I am not sure that his elegant retrospective at MoMA -- now we know what those sixth-floor rooms were for -- proves conclusively that he has saved abstract painting, but it sure looks like it. And it looks like a great deal of "baaaad" painting will finally have to bite the dust. Certain critics (and curators and collectors too) in the '80s thought that painting could be saved by forgetting about boring old abstract art. We were on an anti-minimalist jag. Fake expressionism reared its head. Stupid was smart. 

Looking back, Marden's debut paintings now seem radical, although at the time I thought them conservative. Times change. I think these days we have a hunger for abstract painting. I know I do. And, I hasten to add, this is not a retreat from the world, no matter how many reasons there may be for such a retreat. It may be that we have reached image-overload. And our brains need a rest from Pop Art Redux. Our eyes need something deeper, richer, and -- dare I say it? -- more spiritual to take a look at, to explore.
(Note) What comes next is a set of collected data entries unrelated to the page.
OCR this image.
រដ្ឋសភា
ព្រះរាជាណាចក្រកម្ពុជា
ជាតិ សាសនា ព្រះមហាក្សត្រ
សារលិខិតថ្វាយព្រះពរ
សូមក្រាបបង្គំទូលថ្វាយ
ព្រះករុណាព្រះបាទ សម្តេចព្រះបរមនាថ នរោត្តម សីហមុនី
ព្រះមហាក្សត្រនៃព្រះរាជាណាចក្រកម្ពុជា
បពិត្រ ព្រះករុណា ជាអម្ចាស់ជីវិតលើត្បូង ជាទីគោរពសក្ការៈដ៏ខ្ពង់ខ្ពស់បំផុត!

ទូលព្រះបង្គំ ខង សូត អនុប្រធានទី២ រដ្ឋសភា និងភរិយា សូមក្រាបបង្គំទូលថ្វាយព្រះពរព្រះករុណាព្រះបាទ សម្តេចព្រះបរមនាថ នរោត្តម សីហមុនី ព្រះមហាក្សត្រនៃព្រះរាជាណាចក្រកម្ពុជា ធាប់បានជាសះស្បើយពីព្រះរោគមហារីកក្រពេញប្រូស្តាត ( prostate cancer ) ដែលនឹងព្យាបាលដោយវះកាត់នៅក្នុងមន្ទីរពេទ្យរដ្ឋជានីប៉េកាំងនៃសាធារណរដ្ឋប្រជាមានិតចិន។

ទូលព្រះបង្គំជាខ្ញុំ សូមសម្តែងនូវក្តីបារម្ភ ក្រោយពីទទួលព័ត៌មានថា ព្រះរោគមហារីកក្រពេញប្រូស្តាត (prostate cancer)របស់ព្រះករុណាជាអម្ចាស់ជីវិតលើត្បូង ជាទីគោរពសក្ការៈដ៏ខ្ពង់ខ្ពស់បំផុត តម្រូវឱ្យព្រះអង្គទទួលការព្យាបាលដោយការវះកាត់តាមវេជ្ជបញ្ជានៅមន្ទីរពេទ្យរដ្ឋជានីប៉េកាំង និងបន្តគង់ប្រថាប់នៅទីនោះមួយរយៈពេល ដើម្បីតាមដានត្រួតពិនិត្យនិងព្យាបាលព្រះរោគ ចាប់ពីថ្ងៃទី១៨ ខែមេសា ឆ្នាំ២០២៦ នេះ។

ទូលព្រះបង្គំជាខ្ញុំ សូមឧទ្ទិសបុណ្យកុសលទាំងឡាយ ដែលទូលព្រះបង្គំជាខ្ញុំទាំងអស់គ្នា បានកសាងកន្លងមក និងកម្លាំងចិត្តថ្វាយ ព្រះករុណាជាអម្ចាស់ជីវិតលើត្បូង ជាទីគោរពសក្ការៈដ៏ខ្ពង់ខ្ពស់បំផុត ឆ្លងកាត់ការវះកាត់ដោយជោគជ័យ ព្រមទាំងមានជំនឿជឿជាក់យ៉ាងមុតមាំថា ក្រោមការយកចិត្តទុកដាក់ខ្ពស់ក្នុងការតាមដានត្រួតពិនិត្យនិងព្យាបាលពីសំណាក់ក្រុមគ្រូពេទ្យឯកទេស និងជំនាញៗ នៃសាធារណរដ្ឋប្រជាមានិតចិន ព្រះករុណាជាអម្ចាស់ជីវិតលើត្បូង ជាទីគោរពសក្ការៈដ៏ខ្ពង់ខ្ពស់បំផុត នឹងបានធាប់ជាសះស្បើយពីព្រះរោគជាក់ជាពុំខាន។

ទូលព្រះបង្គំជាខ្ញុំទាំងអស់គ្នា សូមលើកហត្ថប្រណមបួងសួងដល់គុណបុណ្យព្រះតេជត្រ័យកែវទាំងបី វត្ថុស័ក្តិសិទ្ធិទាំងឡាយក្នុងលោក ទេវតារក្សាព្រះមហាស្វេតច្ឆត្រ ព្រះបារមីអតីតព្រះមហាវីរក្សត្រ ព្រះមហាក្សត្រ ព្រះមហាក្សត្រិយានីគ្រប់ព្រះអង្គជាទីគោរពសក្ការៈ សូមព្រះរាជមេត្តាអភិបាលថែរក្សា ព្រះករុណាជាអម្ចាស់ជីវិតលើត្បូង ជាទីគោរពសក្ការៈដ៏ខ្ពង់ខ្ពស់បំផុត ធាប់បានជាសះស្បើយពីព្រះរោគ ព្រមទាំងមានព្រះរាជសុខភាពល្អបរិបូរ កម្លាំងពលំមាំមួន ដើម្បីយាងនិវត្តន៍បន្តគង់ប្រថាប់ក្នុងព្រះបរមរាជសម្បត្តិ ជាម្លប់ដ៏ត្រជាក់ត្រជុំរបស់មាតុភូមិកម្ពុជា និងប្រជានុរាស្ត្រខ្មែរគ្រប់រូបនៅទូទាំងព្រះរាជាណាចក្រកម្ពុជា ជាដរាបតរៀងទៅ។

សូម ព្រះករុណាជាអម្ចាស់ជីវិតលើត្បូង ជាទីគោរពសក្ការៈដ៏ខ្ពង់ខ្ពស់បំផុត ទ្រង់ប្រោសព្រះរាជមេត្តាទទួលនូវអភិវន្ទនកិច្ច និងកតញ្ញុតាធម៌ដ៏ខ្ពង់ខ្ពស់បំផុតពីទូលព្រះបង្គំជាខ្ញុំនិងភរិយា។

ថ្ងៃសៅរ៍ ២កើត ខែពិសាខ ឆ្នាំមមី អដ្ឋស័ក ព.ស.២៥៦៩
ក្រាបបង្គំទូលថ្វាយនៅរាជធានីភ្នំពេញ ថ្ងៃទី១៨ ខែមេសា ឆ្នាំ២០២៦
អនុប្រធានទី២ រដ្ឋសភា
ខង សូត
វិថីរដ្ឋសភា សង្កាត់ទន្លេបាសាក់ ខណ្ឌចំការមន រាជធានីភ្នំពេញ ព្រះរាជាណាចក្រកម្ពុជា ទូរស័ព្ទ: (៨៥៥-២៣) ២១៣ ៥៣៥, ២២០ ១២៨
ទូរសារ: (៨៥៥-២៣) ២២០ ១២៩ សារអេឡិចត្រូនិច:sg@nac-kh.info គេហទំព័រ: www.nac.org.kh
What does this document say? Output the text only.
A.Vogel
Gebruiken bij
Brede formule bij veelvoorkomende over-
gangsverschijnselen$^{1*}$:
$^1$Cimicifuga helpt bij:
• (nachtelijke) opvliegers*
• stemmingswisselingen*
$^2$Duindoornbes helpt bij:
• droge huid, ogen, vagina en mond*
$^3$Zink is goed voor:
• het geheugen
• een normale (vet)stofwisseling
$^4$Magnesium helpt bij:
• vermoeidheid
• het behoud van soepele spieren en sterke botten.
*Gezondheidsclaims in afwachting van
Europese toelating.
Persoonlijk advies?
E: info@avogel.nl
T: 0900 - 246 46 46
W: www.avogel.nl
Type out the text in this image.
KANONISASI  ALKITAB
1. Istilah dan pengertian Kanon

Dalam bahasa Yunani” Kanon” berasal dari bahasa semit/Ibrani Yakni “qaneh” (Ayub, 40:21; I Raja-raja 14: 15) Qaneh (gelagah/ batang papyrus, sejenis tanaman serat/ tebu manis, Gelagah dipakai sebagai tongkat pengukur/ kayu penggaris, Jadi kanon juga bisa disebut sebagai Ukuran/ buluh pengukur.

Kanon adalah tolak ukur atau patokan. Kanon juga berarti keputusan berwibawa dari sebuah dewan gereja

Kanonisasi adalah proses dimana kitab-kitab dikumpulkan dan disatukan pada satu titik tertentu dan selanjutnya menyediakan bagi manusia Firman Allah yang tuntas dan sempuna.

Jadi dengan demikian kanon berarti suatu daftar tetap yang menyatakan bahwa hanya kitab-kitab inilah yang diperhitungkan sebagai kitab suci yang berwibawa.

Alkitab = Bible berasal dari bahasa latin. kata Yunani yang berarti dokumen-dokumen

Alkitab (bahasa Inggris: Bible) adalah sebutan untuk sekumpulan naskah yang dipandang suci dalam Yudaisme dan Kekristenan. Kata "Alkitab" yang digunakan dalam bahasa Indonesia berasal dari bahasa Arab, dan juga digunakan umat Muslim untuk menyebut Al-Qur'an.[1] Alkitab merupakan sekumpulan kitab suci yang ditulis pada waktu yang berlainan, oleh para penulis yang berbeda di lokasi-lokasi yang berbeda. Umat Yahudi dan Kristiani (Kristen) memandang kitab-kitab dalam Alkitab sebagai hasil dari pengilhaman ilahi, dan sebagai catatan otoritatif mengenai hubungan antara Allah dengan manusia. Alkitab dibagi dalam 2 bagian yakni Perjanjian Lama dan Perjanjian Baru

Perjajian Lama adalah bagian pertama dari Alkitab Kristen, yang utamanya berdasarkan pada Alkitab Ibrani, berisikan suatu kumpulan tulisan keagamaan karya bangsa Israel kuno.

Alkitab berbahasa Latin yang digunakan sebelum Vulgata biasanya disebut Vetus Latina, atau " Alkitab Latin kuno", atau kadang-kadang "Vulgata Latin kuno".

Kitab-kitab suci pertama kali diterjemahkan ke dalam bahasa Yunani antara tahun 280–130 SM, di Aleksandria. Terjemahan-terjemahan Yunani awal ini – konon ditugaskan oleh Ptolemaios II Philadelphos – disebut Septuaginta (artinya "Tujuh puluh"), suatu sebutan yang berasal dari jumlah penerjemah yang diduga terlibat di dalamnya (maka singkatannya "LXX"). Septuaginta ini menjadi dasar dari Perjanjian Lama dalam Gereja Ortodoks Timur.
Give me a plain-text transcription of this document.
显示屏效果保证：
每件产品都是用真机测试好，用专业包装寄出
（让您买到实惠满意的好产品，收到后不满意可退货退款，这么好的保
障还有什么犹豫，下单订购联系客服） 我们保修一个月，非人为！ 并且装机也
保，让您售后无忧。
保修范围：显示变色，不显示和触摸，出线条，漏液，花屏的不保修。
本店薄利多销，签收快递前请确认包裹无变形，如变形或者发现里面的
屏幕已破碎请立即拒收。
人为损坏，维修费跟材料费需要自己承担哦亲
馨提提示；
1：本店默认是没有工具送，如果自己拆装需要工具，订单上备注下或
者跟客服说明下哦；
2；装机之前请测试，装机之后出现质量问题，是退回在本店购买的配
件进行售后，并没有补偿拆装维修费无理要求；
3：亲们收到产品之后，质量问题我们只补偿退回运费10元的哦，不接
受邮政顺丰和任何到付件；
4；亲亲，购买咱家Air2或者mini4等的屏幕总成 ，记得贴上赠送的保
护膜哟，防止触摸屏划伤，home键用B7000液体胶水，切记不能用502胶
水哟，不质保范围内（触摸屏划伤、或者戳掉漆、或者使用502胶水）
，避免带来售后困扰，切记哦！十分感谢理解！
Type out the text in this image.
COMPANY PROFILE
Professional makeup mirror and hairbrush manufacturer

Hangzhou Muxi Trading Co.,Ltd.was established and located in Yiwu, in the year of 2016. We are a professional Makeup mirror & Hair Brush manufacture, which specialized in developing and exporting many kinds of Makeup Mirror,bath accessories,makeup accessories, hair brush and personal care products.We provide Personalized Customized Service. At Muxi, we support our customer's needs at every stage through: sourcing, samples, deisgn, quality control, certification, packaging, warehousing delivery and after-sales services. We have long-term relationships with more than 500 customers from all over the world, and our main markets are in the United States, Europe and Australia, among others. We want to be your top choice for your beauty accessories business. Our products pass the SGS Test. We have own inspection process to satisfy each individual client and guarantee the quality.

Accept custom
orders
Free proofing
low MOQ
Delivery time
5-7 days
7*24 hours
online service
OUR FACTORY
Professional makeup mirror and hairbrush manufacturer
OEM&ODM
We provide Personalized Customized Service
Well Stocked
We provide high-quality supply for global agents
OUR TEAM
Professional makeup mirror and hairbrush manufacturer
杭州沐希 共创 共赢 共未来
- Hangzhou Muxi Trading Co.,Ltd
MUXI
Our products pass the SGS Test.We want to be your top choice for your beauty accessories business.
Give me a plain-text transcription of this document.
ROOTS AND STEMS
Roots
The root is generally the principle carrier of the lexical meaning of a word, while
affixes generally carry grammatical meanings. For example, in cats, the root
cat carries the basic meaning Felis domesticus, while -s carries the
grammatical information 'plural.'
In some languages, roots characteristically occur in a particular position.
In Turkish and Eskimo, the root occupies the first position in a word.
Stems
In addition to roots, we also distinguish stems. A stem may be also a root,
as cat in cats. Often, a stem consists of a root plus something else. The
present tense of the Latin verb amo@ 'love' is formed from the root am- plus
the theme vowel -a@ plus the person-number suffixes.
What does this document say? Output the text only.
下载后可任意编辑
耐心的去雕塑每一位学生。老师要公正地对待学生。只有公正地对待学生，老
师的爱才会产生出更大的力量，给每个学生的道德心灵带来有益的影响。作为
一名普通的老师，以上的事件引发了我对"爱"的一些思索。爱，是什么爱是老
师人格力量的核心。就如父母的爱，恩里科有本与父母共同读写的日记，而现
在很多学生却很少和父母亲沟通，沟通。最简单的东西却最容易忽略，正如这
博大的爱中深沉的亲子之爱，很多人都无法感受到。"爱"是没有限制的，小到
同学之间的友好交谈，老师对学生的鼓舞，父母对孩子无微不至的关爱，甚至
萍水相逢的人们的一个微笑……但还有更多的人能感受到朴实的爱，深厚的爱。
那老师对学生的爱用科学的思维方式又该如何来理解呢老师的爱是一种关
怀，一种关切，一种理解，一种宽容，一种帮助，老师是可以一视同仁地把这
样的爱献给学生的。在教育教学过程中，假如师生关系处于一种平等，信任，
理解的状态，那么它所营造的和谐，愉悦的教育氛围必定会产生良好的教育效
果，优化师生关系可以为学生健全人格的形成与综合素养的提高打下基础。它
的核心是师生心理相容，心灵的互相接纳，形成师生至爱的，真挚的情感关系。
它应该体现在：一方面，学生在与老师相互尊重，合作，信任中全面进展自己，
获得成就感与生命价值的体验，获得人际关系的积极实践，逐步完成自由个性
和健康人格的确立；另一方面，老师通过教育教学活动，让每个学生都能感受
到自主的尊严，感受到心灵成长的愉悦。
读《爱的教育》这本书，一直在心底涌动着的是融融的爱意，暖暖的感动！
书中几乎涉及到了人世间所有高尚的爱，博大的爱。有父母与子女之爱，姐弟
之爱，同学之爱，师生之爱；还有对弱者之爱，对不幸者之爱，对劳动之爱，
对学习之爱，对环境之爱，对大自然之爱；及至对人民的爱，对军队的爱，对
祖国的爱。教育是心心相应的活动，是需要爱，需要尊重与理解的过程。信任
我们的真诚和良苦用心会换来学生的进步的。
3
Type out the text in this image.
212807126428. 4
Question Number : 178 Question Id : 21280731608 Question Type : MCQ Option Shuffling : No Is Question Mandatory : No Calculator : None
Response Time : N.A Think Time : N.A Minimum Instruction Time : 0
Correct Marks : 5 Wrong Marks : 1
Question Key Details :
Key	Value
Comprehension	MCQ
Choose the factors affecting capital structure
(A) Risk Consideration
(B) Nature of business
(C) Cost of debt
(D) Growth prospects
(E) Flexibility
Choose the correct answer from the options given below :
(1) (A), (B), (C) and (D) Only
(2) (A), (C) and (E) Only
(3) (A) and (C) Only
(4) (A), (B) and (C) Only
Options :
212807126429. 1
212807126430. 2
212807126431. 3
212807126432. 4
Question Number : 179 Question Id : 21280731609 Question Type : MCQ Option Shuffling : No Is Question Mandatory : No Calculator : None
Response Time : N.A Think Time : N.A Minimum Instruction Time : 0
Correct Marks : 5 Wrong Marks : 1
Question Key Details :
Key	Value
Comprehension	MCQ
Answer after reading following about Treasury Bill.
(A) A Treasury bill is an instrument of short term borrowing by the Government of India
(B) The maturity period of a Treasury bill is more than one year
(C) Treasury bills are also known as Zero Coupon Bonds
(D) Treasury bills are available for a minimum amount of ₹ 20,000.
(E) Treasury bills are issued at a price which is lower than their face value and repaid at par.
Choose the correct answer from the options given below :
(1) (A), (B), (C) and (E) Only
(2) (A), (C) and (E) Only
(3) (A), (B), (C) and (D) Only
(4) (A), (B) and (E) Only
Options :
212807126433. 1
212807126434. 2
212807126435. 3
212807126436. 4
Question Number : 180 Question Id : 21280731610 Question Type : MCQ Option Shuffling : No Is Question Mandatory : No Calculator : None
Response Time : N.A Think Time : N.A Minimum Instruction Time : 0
And then something happens. Marden begins to break into squiggles. I don't quite see how this relates to his announced interest in Chinese calligraphy and scholar's rocks. Let us just say that they look like spaghetti or maps of the paths that five characters might take in one of those intertwining plot-point movies that started with Robert Altman (who must have been reading Victor Hugo or listening to soap operas when he was a boy). The colors now are brighter. They worm around on monochromatic grounds and have a sassier effect. Cheerful? Can worms be cheerful? It is as if Marden has combined smudged versions of Valerie Jaudon's Islamic interlacings and Dan Christiansen's spray-paint loops."